Because there were points along the hike, my clothes soaked with sweat, hiking shoes disintegrating at the seams, and filling my toes with dry sand, that I wondered why I had thought this was a good idea. Wouldn’t I rather, especially when in the midst of that final four-mile push up a near vertical trail at the end of day two, be nursing a Manhattan while watching Mad Men?
And damn it, yes, I would!
But then I remembered the oft-repeated words of one of my dearest friends, who says, “life isn’t supposed to be fun,” and “true love does not exist without sacrifice.”
Before you go and get all bummed out, think for a moment how much of human grief, particularly in Western culture, comes from the misguided belief that life is about the pursuit of happiness, that love is supposed to bring us happily ever after and eternal joy.

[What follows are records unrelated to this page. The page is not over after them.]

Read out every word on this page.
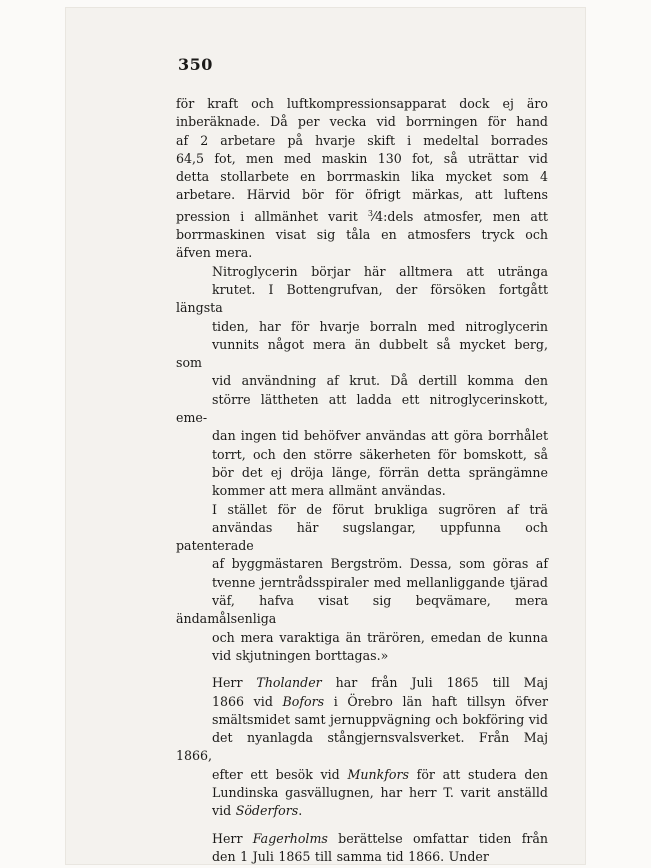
350

för kraft och luftkompressionsapparat dock ej äro
inberäknade. Då per vecka vid borrningen för hand
af 2 arbetare på hvarje skift i medeltal borrades
64,5 fot, men med maskin 130 fot, så uträttar vid
detta stollarbete en borrmaskin lika mycket som 4
arbetare. Härvid bör för öfrigt märkas, att luftens
pression i allmänhet varit $^3$⁄4:dels atmosfer, men att
borrmaskinen visat sig tåla en atmosfers tryck och
äfven mera.

Nitroglycerin börjar här alltmera att utränga
krutet. I Bottengrufvan, der försöken fortgått längsta
tiden, har för hvarje borraln med nitroglycerin
vunnits något mera än dubbelt så mycket berg, som
vid användning af krut. Då dertill komma den
större lättheten att ladda ett nitroglycerinskott, eme-
dan ingen tid behöfver användas att göra borrhålet
torrt, och den större säkerheten för bomskott, så
bör det ej dröja länge, förrän detta sprängämne
kommer att mera allmänt användas.

I stället för de förut brukliga sugrören af trä
användas här sugslangar, uppfunna och patenterade
af byggmästaren Bergström. Dessa, som göras af
tvenne jerntrådsspiraler med mellanliggande tjärad
väf, hafva visat sig beqvämare, mera ändamålsenliga
och mera varaktiga än trärören, emedan de kunna
vid skjutningen borttagas.»

Herr Tholander har från Juli 1865 till Maj
1866 vid Bofors i Örebro län haft tillsyn öfver
smältsmidet samt jernuppvägning och bokföring vid
det nyanlagda stångjernsvalsverket. Från Maj 1866,
efter ett besök vid Munkfors för att studera den
Lundinska gasvällugnen, har herr T. varit anställd
vid Söderfors.

Herr Fagerholms berättelse omfattar tiden från
den 1 Juli 1865 till samma tid 1866. Under
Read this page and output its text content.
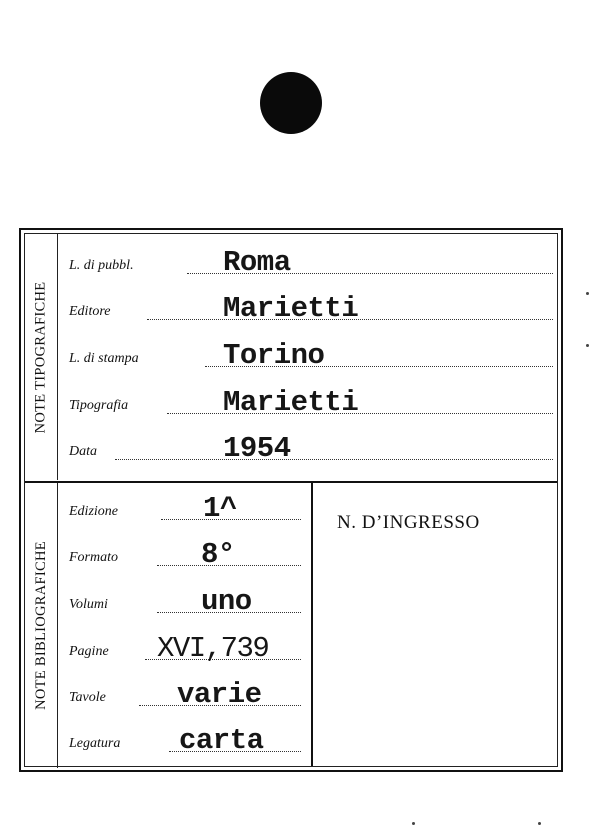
NOTE TIPOGRAFICHE
NOTE BIBLIOGRAFICHE
L. di pubbl.	Roma
Editore	Marietti
L. di stampa	Torino
Tipografia	Marietti
Data	1954
Edizione	1^
Formato	8°
Volumi	uno
Pagine XVI,739
Tavole varie
Legatura carta
N. D’INGRESSO
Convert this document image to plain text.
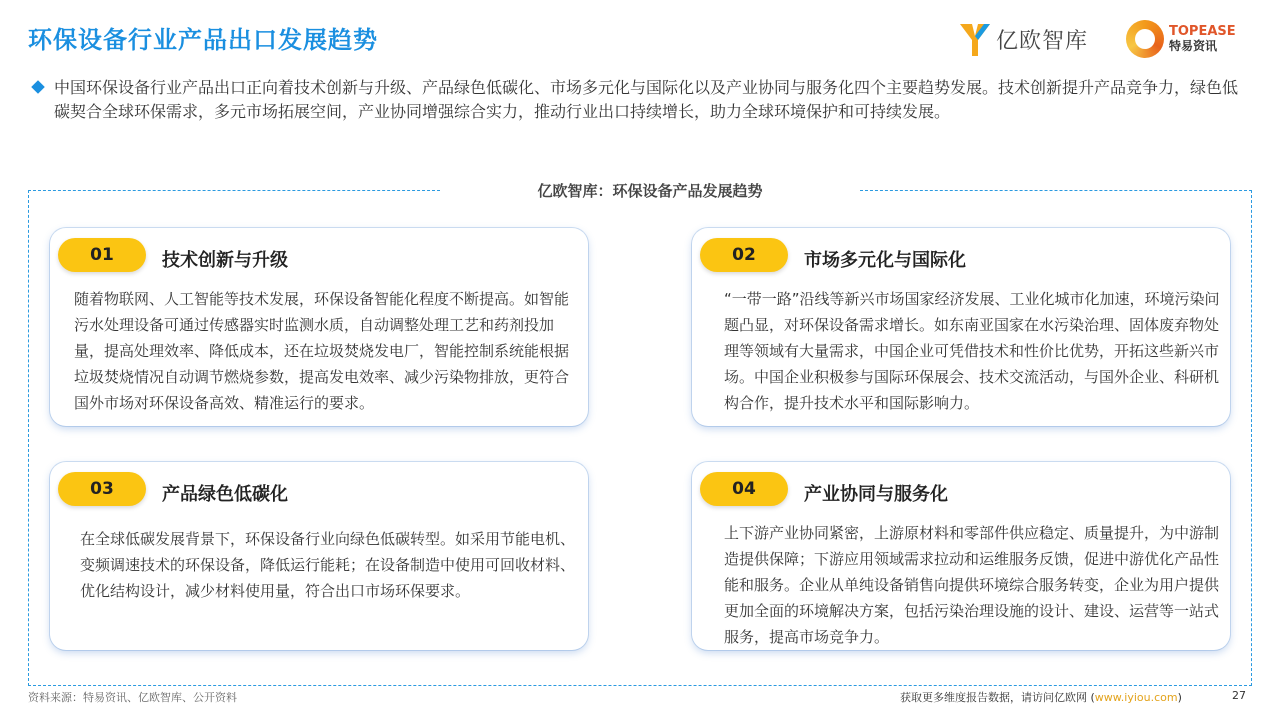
环保设备行业产品出口发展趋势	亿欧智库	TOPEASE
特易资讯
中国环保设备行业产品出口正向着技术创新与升级、产品绿色低碳化、市场多元化与国际化以及产业协同与服务化四个主要趋势发展。技术创新提升产品竞争力，绿色低碳契合全球环保需求，多元市场拓展空间，产业协同增强综合实力，推动行业出口持续增长，助力全球环境保护和可持续发展。
亿欧智库：环保设备产品发展趋势
01	技术创新与升级
随着物联网、人工智能等技术发展，环保设备智能化程度不断提高。如智能污水处理设备可通过传感器实时监测水质，自动调整处理工艺和药剂投加量，提高处理效率、降低成本，还在垃圾焚烧发电厂，智能控制系统能根据垃圾焚烧情况自动调节燃烧参数，提高发电效率、减少污染物排放，更符合国外市场对环保设备高效、精准运行的要求。
02	市场多元化与国际化
“一带一路”沿线等新兴市场国家经济发展、工业化城市化加速，环境污染问题凸显，对环保设备需求增长。如东南亚国家在水污染治理、固体废弃物处理等领域有大量需求，中国企业可凭借技术和性价比优势，开拓这些新兴市场。中国企业积极参与国际环保展会、技术交流活动，与国外企业、科研机构合作，提升技术水平和国际影响力。
03	产品绿色低碳化
在全球低碳发展背景下，环保设备行业向绿色低碳转型。如采用节能电机、变频调速技术的环保设备，降低运行能耗；在设备制造中使用可回收材料、优化结构设计，减少材料使用量，符合出口市场环保要求。
04	产业协同与服务化
上下游产业协同紧密，上游原材料和零部件供应稳定、质量提升，为中游制造提供保障；下游应用领域需求拉动和运维服务反馈，促进中游优化产品性能和服务。企业从单纯设备销售向提供环境综合服务转变，企业为用户提供更加全面的环境解决方案，包括污染治理设施的设计、建设、运营等一站式服务，提高市场竞争力。
资料来源：特易资讯、亿欧智库、公开资料	获取更多维度报告数据，请访问亿欧网 (www.iyiou.com)	27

I didn’t initiate this Grand Canyon hike hoping for fun or for joy. I initiated it to make my father’s life richer…and my own as well.
It was, like so many things I have done, part of my relentless effort to say “yes” as much as possible. And to try to inspire others to do the same. Plenty of my life’s “yeses” have resulted in suffering, anxiety, fear…but also in walking through pain, surviving panic, and facing terror head-on.
Rest assured, I do not believe that what doesn’t kill you makes you stronger; in fact, it can often make you weaker — less prone to take future risks, less likely to give in to vulnerability, less inclined to sacrifice for love.
There were many instances on that hike that I would have liked to just quit. But, as all the T-shirts in the Grand Canyon gift shops say, “going in is optional; coming out isn’t.”
So really the only decision you have to make in this life is “yes, I’ll go in.” And that’s the decision over which so many of us (myself included) waver.
I remember as the sun approached its setting when Dad and I made our final ascent on day two to the top of the South Rim, 24 miles of hiking behind us, tired to the bone and thinking of nothing but hot showers and sleep in real beds, I definitely said to myself, “Well, I’m glad I did it, but I’ll never do that again.”
But the fact is, four months later, when I returned to the Grand Canyon, this time on the North Rim, with my seven-year-old daughter, and stood with hundreds of other tourists looking down from Bright Angel Point to the squarish cliff behind which the interpretive sign told us was Bright Angel Campground (where Dad and I had pitched a tent just north of the Colorado River), I regretted I was standing there, nothing more than an observer of a vast landscape. An observer, not a doer.
And suddenly, my mind was filled with ideas of heading down into the depths of that brutal and marvelous landscape again, for days, to wander the trails not yet taken, to see all the places one can only see on foot, with courage, with endurance, with a willingness not necessarily to find happiness, or joy…but grace.